As many of you know, I work on campus as a secretary in the paint shop. Along with student employees, BYU has hired about 15 full-time workers who are older and work as phase leaders on the paint projects around campus. Because I am such an excellent secretary, I know all their names and will wave to them when I see them around the school. There is one worker that you need to know in particular for this story. His name is Victor Pinto, and you guessed it, is Mexican. I would peg his age to be around 55 and he speaks with a strong Spanish accent. Well, the other day I was walking out of one of my classes with a girl whom I had sat next to. We were making small talk when I saw Victor, so I waved to him as we were walking past. The girl then proceeded to ask me, “Oh, is that your dad?”

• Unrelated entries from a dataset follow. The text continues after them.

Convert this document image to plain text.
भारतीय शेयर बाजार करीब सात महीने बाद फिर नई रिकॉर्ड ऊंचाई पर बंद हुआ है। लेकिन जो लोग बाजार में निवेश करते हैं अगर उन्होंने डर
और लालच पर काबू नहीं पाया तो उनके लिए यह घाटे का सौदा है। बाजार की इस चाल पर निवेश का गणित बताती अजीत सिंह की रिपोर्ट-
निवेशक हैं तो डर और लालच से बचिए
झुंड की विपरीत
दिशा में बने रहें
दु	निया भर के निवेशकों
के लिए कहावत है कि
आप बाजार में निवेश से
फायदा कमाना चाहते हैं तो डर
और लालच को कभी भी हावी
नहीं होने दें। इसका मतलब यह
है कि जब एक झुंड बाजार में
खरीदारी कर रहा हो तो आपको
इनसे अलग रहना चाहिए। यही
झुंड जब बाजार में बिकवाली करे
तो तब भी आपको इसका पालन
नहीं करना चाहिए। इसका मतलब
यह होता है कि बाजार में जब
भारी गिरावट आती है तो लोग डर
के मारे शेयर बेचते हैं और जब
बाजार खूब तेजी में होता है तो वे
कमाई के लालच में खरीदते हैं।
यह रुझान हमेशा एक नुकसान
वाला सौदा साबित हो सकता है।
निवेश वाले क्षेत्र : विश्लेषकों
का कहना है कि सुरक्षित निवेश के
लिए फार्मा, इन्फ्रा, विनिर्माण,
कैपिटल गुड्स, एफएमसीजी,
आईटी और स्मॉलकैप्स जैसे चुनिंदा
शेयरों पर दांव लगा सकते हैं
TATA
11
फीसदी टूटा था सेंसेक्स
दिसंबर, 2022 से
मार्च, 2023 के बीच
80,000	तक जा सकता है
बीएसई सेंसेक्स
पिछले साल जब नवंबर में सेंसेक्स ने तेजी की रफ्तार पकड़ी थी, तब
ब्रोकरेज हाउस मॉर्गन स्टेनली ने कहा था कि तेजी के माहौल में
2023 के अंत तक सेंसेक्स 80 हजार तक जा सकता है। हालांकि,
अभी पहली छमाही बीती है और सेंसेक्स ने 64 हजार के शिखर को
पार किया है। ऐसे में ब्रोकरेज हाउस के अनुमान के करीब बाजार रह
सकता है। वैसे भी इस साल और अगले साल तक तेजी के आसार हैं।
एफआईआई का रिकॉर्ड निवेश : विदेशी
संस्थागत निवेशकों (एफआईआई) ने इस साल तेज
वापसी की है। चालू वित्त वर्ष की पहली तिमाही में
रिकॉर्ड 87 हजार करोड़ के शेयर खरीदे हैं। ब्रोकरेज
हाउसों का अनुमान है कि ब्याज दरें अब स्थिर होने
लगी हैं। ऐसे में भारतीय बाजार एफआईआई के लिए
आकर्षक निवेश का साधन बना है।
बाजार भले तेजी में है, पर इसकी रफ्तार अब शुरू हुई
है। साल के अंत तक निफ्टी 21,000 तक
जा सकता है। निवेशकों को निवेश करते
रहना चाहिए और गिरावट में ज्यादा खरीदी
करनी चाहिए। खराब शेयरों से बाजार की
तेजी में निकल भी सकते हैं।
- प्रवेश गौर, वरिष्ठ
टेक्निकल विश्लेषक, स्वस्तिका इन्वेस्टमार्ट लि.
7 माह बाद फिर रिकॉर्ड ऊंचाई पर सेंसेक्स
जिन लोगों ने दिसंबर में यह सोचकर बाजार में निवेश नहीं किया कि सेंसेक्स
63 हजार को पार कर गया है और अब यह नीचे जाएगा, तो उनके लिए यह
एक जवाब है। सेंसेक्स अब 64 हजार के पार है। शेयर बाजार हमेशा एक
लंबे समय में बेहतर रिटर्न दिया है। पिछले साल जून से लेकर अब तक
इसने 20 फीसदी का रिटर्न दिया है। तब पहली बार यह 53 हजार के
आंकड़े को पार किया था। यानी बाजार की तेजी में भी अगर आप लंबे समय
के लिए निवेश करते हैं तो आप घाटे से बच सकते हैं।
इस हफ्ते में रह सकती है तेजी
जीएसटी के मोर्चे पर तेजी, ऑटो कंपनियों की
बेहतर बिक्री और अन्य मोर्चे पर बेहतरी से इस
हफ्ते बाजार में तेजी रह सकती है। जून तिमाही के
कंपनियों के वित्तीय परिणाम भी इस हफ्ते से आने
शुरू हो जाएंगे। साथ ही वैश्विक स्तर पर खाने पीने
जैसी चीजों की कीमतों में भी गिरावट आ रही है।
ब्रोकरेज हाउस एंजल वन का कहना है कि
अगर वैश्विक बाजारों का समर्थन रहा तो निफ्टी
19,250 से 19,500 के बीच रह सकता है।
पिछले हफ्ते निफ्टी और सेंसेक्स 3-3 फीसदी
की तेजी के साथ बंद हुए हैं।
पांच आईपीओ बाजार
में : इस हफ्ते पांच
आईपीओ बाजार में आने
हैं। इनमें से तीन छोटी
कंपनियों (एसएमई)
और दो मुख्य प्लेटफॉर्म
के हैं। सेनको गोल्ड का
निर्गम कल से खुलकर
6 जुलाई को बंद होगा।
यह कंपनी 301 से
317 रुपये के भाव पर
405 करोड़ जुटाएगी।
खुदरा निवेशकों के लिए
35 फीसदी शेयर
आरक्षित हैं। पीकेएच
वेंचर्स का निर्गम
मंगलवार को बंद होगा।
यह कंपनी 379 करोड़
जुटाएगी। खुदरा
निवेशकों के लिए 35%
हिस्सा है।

Umm… What the hell people?

Of all my inappropriate encounters with people, I think this stands at the top of the list. Just because I may wave occasionally to people that share my ethnicity does not mean that I am related to them. Even if she did have the idea pop into her head that he might be my dad, I would have hoped that she would have kept it to herself unless I commented on it. Plus, earlier in the conversation the girl had asked me where I was from and I said “Idaho”, meaning that she was obviously not paying attention to the fact that my family doesn’t live here. I think the worst part is she asked it so innocently (she’s an Elementary Education major from Orem… you know the type) and didn’t realize that she had done anything socially unacceptable.

Nevertheless, let us set aside our difference on this day of celebration and give a grito for Independence and a big “Viva Mexico!”

Fork in the Road

Thank you Indiana for keeping it real. I’m not sure who exactly is allowed to choose the names for cities but I have to complain about their lack of imagination. Colors with a ‘burg’ or ‘town’ stuck at the end of it? Haven’t you heard of Spunky Puddle, Ohio or Monks Hammock, Louisiana? Obviously the people who named those were enlightened.

The  sign makes me think of the Dr. Seuss classic, “The Sneetches”, which was later made into a crowd-pleasing production by my seventh grade drama class. I gave a harrowing performance as Narrator #1. Just like the star-bellied Sneetches and the Sneetches with none upon thars learned at the end of the book, let us remember that “no kind of Sneetch is the best on the beaches.”

Rogue Landscaper

I was reflecting the other day about the summer that I worked for the Boise Intermountain Gas Company. As a Service Technician (a title that I gave myself to put on resumes) my job was to drive out in the morning and walk from house to house scanning gas meters. In newer developments this was fine, but at a lot of houses you had to semi break-in because the meters were behind the fences. This made the day interesting because you could get accidentally locked in/ interrupt birthday parties/ be attacked by cats/ yelled at for “frightening my children”…. Overall a great job. Working the job with me were three other people, and we divided into two cars with one brown person and one white person in each (No natural segregation here). To scan the meters we were given a backpack with a computer (which was referred to as “the jet pack” to give you a visual) that connected to a hand-held scanner. One day my brown counterpart was scanning in a neighborhood when two police cars showed up, complete with sirens, lights, and a megaphone. After asking him to “drop his weapon” he was then questioned on what he was doing in the backyards and if he could show proof of work. Because his bright green Intermountain Gas shirt, name badge, and hat were not enough. Meanwhile I was at a gas station filling up the company truck when a police woman walked up to me and asked me who I worked for. She wanted to know if I was in any way related to the “rogue landscaper” call that she had just heard over the radio. Apparently, a neighborhood member had seen my coworker walking down the streets carrying a gun and was ready to kill because he was crazy from his life as a second-class citizen. I wonder what made her think that I was an associate of the “rogue landscaper”- the fact that our shirts were the same color… or that our skin was.